Any great candidates for DynamoDB are data that is only meaningful for a defined timeframe, and may be aggressively updated whilst just as aggressively being requested.

Think about the data for an eBay auction, it's current highest bid and all of the participating user's max bids that are only meaningful before the auction closes. After the auction this data becomes static, it won't change anymore and can be stored more permanently in RDS.

DynamoDB is suited perfectly for this task as it is fast and handles concurrent changes well without blocking requests. Also, the cost is a non-issue if you are dealing with a single object for all your changes and remove the data as soon as it is no longer meaningful.

Using DynamoDB in this way relieves tremendous pressure off your RDS and generally the entire web stack, so I urge you to identify data such as this in your own applications and utilise document storage the right way. Technology like MongoDB is not best suited to store all of your data, your application and business will be better off using relational databases over document storage for long-term data needs.

To sum up

I've covered a huge amount of topics and given you many techniques to consider that it's likely making your head spin, so let me bullet point this for you;

  • Ensure your EC2 instances are able to be thrown away (terminated) by centralising logs in S3 and delegate responsibility for data and state storage elsewhere

  • Craft your auto scale actions and CloudWatch metrics carefully. Be proactive in reporting engineered data for your metrics as scaling should be intimately unique for your particular business case.

  • Choose the right EC2 instance for the task it performs. Make sure you understand being granular might affect the instances ability to do its job, i.e. ensure web server instances have at least 2x CPUs

  • Have the ELB manage your SSL cert to reduce complexity in each instance

  • Implement HA methodology, it is actually more important to do this for granular setups contrary to what you may have been told before.

  • Use CloundFront, it is very cheap and provides the most significant performance bang for buck.

  • Identify and store all data in Elasicache, bake it into the way you communicate with your relational database/s that are your bottleneck, always.

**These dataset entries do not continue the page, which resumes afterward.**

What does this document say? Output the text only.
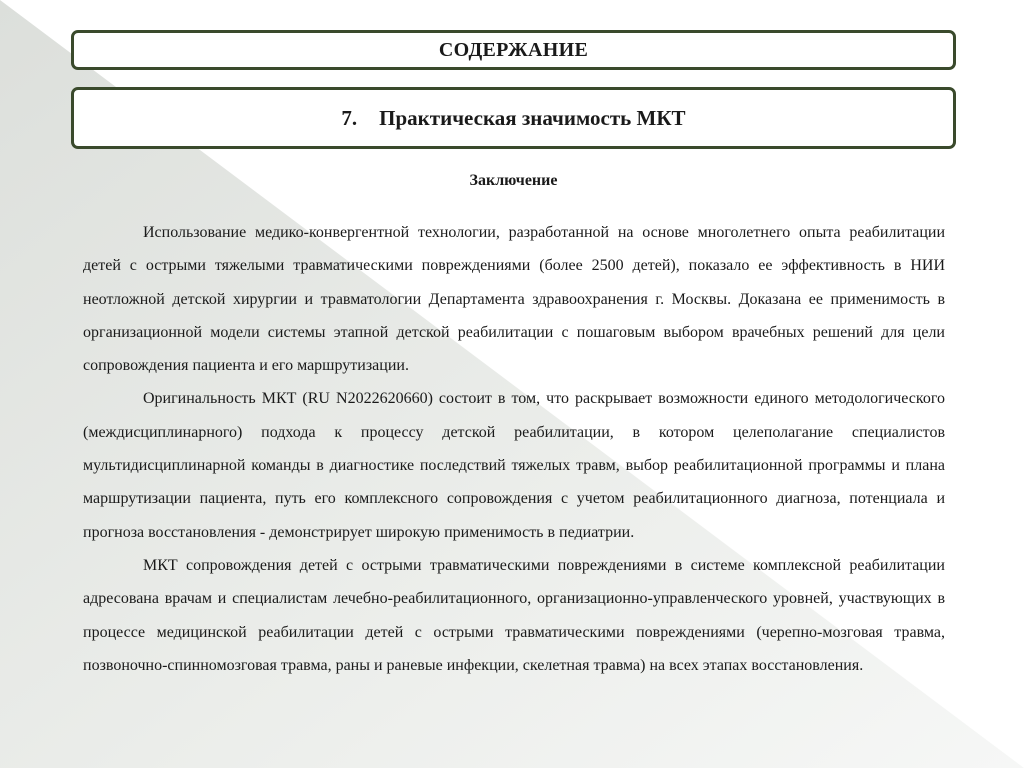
СОДЕРЖАНИЕ
7. Практическая значимость МКТ
Заключение

Использование медико-конвергентной технологии, разработанной на основе многолетнего опыта реабилитации детей с острыми тяжелыми травматическими повреждениями (более 2500 детей), показало ее эффективность в НИИ неотложной детской хирургии и травматологии Департамента здравоохранения г. Москвы. Доказана ее применимость в организационной модели системы этапной детской реабилитации с пошаговым выбором врачебных решений для цели сопровождения пациента и его маршрутизации.

Оригинальность МКТ (RU N2022620660) состоит в том, что раскрывает возможности единого методологического (междисциплинарного) подхода к процессу детской реабилитации, в котором целеполагание специалистов мультидисциплинарной команды в диагностике последствий тяжелых травм, выбор реабилитационной программы и плана маршрутизации пациента, путь его комплексного сопровождения с учетом реабилитационного диагноза, потенциала и прогноза восстановления - демонстрирует широкую применимость в педиатрии.

МКТ сопровождения детей с острыми травматическими повреждениями в системе комплексной реабилитации адресована врачам и специалистам лечебно-реабилитационного, организационно-управленческого уровней, участвующих в процессе медицинской реабилитации детей с острыми травматическими повреждениями (черепно-мозговая травма, позвоночно-спинномозговая травма, раны и раневые инфекции, скелетная травма) на всех этапах восстановления.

Your IOPS will become significantly better.

  • Don't be afraid of the cost to use DynamoDB, in fact, it can be cheaper than relational or memory alternatives for the right data when you consider the impact that data might have on your RDS throughput, and the user reliability and performance benefits are second to none.

Understanding how to make the right decision on AWS will save you unmeasurably when you are able to scale without incident.
Choosing MVPs and outsourcing development over proper AWS planning and architectured the right way could be the difference between success and failure for a startup.